November 24, 2008
Burt’s Bees is a US brand that started with Burt’s passion for bee keeping and collection of beeswax he’d been storing away for years.
Burt’s Bees is an American company that was formed in 1984 by Roxanne (Ms. Quimby) and Burt (Mr. Shavitz). Burt was already a bee keeper with around 30 hives and made his money from selling jars of honey from his truck. Roxanne met Burt when she volunteered to help keep the bees.
Burt had been storing beeswax in his house for years because he was convinced he would find a use for it one day and therefore reluctant to let it go. Once Roxanne had learn’t about his store of beeswax she was eager to use it for something. They started off using the wax to make beeswax candles and selling them at Christmas Fairs where they sold like hot cakes. The word about their candles soon spread to New York and as demand increased, so did the number of employees. The first Burt’s Bees shop was set up in an abandoned bowling alley. Soon after this Roxanne found a book of 19th Century book of homemade personal care recipes that she started adding the beeswax to…and from there, Burt’s Bees as we know it today was born! The company was later incorporated and their product ranges have been expanding ever since.
I found an article in the New York Times which said Roxeanne bought Burt out of the company in the early 90’s for a 6 figures sum after they had a disagreement.

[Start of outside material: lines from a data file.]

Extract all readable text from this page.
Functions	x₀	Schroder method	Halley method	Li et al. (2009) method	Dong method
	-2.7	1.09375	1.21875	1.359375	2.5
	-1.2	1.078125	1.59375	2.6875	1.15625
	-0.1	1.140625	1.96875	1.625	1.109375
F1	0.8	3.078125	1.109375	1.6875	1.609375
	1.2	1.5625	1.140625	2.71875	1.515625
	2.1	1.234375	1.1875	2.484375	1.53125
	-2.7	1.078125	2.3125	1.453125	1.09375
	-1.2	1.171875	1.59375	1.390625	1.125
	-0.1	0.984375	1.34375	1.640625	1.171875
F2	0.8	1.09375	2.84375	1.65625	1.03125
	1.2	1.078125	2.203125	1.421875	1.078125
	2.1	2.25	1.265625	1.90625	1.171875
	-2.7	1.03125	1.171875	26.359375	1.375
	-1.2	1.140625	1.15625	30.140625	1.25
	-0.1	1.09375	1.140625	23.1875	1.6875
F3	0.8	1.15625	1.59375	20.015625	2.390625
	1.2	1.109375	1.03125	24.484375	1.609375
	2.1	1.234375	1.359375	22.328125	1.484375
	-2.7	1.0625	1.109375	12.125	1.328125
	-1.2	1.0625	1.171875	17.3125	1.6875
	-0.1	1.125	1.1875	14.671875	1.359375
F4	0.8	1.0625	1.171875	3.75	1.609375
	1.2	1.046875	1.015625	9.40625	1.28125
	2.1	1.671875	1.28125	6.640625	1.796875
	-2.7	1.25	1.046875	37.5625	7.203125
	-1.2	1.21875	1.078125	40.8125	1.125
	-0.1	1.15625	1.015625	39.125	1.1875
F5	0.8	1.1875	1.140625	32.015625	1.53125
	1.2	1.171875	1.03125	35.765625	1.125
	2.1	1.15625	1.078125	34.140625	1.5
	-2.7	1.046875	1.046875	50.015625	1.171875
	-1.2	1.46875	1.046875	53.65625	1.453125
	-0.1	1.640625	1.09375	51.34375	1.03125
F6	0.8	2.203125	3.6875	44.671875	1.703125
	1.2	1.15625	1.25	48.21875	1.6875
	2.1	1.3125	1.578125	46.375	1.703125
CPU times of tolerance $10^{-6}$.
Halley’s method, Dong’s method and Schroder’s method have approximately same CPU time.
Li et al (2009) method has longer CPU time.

At the end of 2007, Burt’s Bees announced the selling of the company to bleach manufacturer Clorox, for a whopping $925 million! This is viewed by many as a strange move by Burt’s Bees, because of the very different underlying missions and values of the two companies.
Key information about the takeover:
- Roxeanne was paid $177 million by Clorox for her stake in Burt’s Bees
- Clorox was willing to pay almost $1 billion for Burt’s Bees whose revenue from 2000 to 2007, soared from $23 million to $164 million
- John Replogle says Burt’s Bees’ 380 employees have an opportunity to influence the direction of Clorox
- Clorox decided not to put their brand on Burt’s Bees products
- Mr. Replogle said that the company obtains all of its beeswax from hives in Ethiopia which is across the atlantic (Source: “New York Times – Can Burt’s Bees Turn Clorox Green?”)
- The aim of Clorox is to turn Burt’s Bees into a mainstream American brand.
Their products are created in their own manufacturing plant in Durham, NC
Burt’s Bees create earth friendly, natural skincare products and cosmetics. They say,:
“Our products average 99% natural, with half being 100% natural. We will continue to strive for 100% natural on all our products.”
Beeswax is a primary ingredient in all Burt’s Bees products,
“The bees first produce a wax honeycomb where they can store their honey. The honeycomb then is capped off and the bees move on to build another big hive. When that’s full, the bees are moved to a new location to start all over again”.
Aside from beeswax, Burt’s Bees products include:
- Fragrance – natural from essentials oils, synthetic or a combination of both
- Natural colouring from beta-carotene, chlorophyll, titanium dioxide, mica, iron oxides and carmine (because it’s a red pigment from a non-synthetic source)
- Titanium dioxide as a natural mineral block in products with an SPF
Ethics, values and principles
Cruelty free – No Burt’s Bees products or ingredients have been tested on animals.
Safe cosmetics agreement – Burt’s have joined the Campaign for Safe Cosmetics which means that they have agreed to place hazardous ingredients to safer alternatives.
Conservation – Burt’s Bees donate and work with a variety of charities and organisations to minimise their impact on the environment.
- The Nature Conservatory: Burt’s Bees pledge $2 million to The Nature Conservatory each year. This money goes towards helping to conserve 185,00 acroes of Maine forests along the St. John River.
- The Conservation Aliance: Work to conserve threatened wild places for habitats and recreation.
- The National Arbor Day Foundation: The foundation worked with Burt’s Bees to plant 4000 trees in the ‘2006-2007 Bee-utify Your World’ cross-country mobile tour.
Consumer education – regional managers go to the Burt’s Bees stores to teach consumers about the benefits of natural body care and caring for the Earth.
Natural Products Association – Burt’s Bees has also led a group of companies who are working with the Natural Products Association to create a standard for natural personal care products. This includes a label to show consumers the percentage of natural content in a product.
Burt’s Bees’ packaging is both recyclable and made from Post Consumer recycled materials to have the lowest impact on the environment as possible.
Burt’s are a member of the Sustainable Packaging Coalition.